A few important properties:

  • Turns are never cut off mid-response. The check happens before the turn begins. Any overshoot within a single turn (a turn that starts under budget but runs long) is bounded by the agent's recursion limit.
  • Fail-open. If the balance check itself fails (an infrastructure error), the turn is allowed to proceed — a spending cap never blocks an agent because of a platform hiccup.
  • Kill switch. Enforcement can be disabled platform-wide with the BUDGET_ENFORCEMENT_ENABLED environment variable.

Recovery

To bring a stopped agent back, raise its limit (or set it to null for unlimited). The change takes effect immediately — the agent resumes on its next turn.


Endpoints

Both endpoints support hybrid authentication (JWT or API Key) and validate that the agent belongs to your tenant.

GET /api/agents/:id/budget

Return the current month's balance and the effective limit for an agent.

Required permission: telemetry:read.

Not a member view

Spending is an operator concern. A plain member role receives 403 on this endpoint — only roles with telemetry:read (e.g. admin, owner) can read an agent's budget.

Response:

{
"success": true,
"data": {
"limit_usd": 25.0,
"consumed_usd": 18.42,
"remaining_usd": 6.58,
"unlimited": false,
"period_start": "2026-06-01T00:00:00.000Z",
"overshoot_note": "The cap may be exceeded by at most the cost of one in-flight call; the hard-stop halts before the next step."
}
}

For an agent without a cap, the fields reflect the unlimited state:

{
"success": true,
"data": {
"limit_usd": null,
"consumed_usd": 12.30,
"remaining_usd": null,
"unlimited": true,
"period_start": "2026-06-01T00:00:00.000Z",
"overshoot_note": null
}
}

period_start is the ISO start of the current billing month; overshoot_note is a human-readable reminder that the cap can be exceeded by at most one in-flight call (null when the agent is unlimited).

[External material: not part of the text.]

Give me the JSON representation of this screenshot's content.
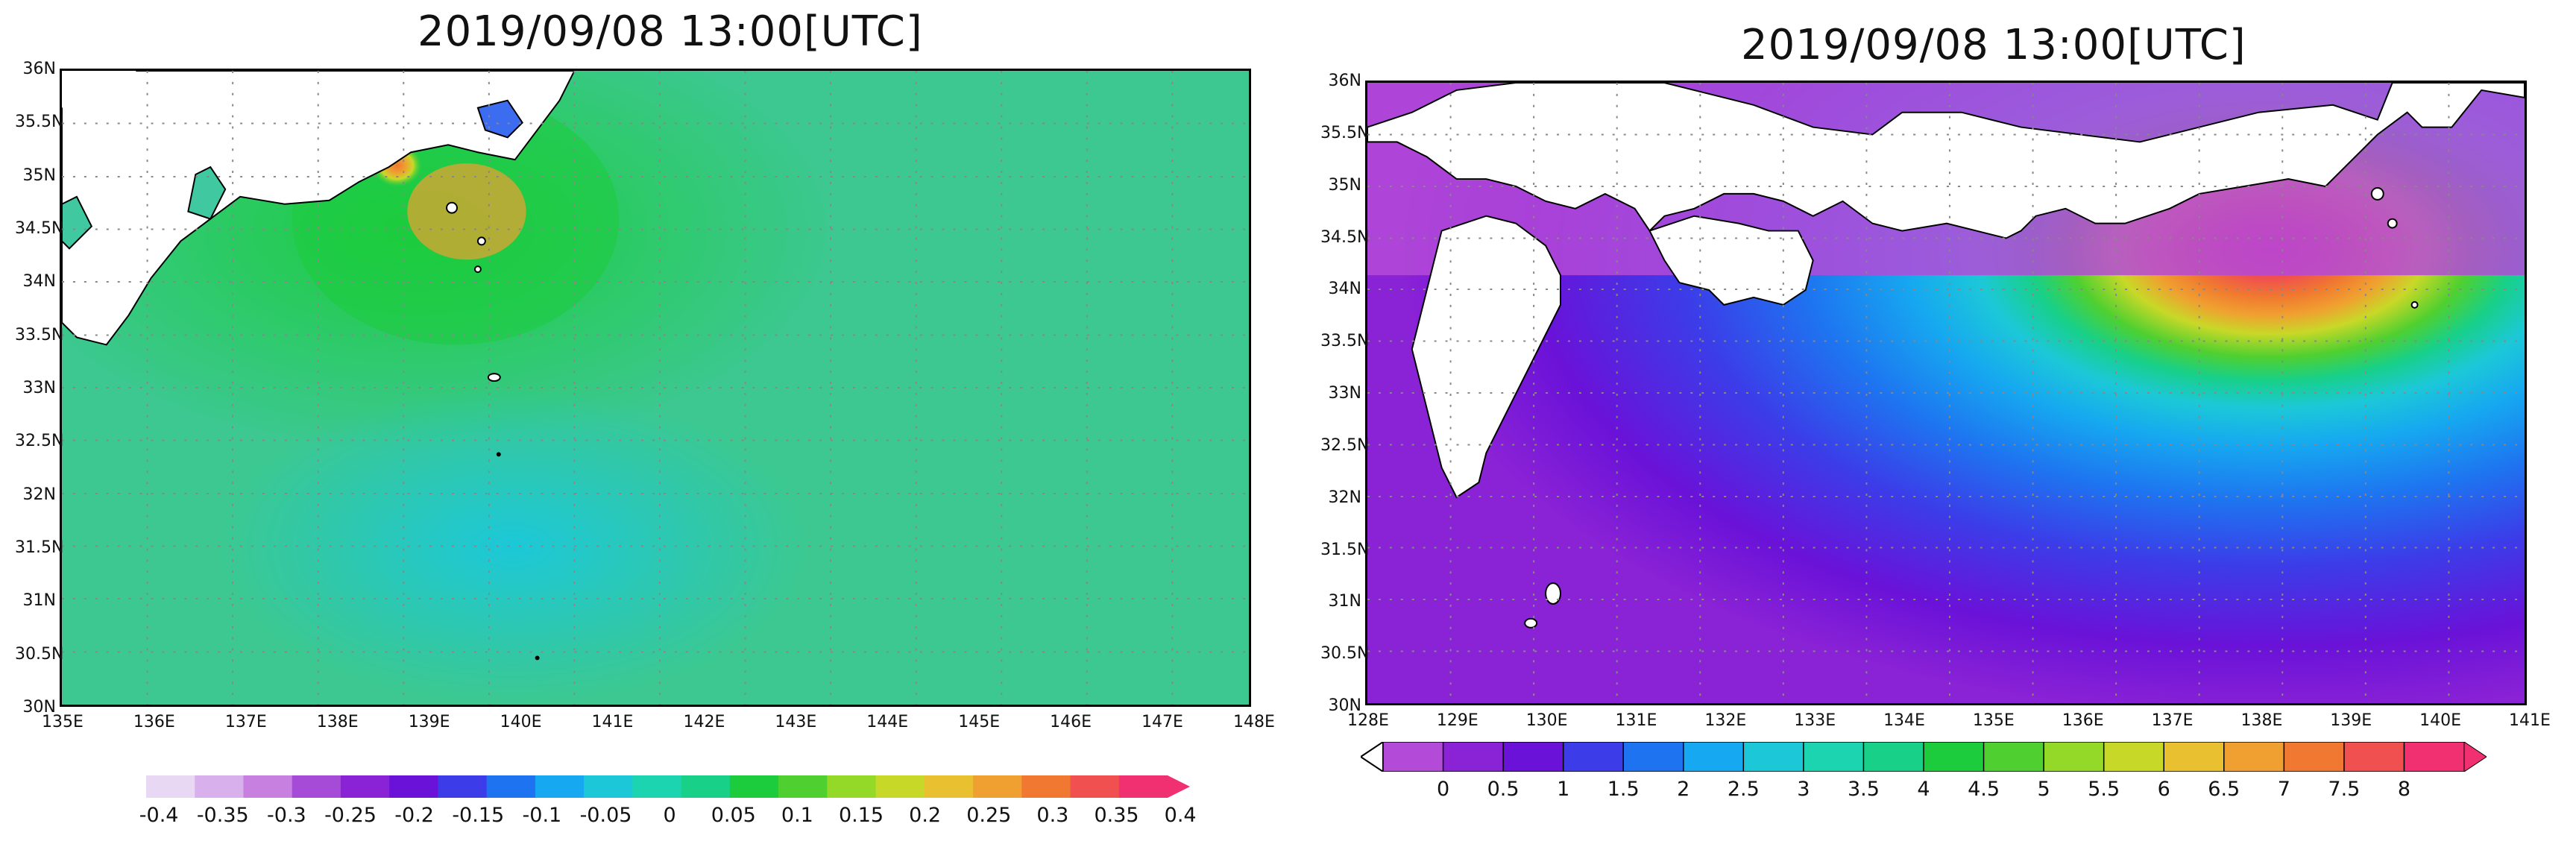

PUT /api/agents/:id/budget

Set or update the spending cap for an agent.

Required permission: agents:update.

Request Body:

{
"limit_usd": 25.0
}

Send "limit_usd": null to remove the cap (make the agent unlimited):

{
"limit_usd": null
}
Recovery loop

PUT .../budget is also the recovery path — raising the limit on a stopped agent lets it resume immediately.


How it works

Under the hood:

  • Every call's cost is appended to an immutable ledger right after the call completes, alongside telemetry.
  • The balance is a per-month view over that ledger, so the current spend is always the sum of the month's entries.
  • Accumulation happens on every call (BYOK included), which is why the cap reflects true cost.

Observability

Spending-cap activity is exported as metrics under the zihin-agent-budget meter:

MetricDescription
agent.budget.consumed_usdCost accumulated, labeled by agent_id and byok
agent.budget.exceededFires when an agent is stopped for exceeding its budget
agent.budget.consume_failedAccumulation error (see below)

A Work Room event agent_budget_exceeded is emitted when an agent is stopped, so operator dashboards can react in real time.

Alerting

Watch agent.budget.consume_failed — sustained non-zero values mean cost is being under-counted silently, which can let an agent overspend its cap.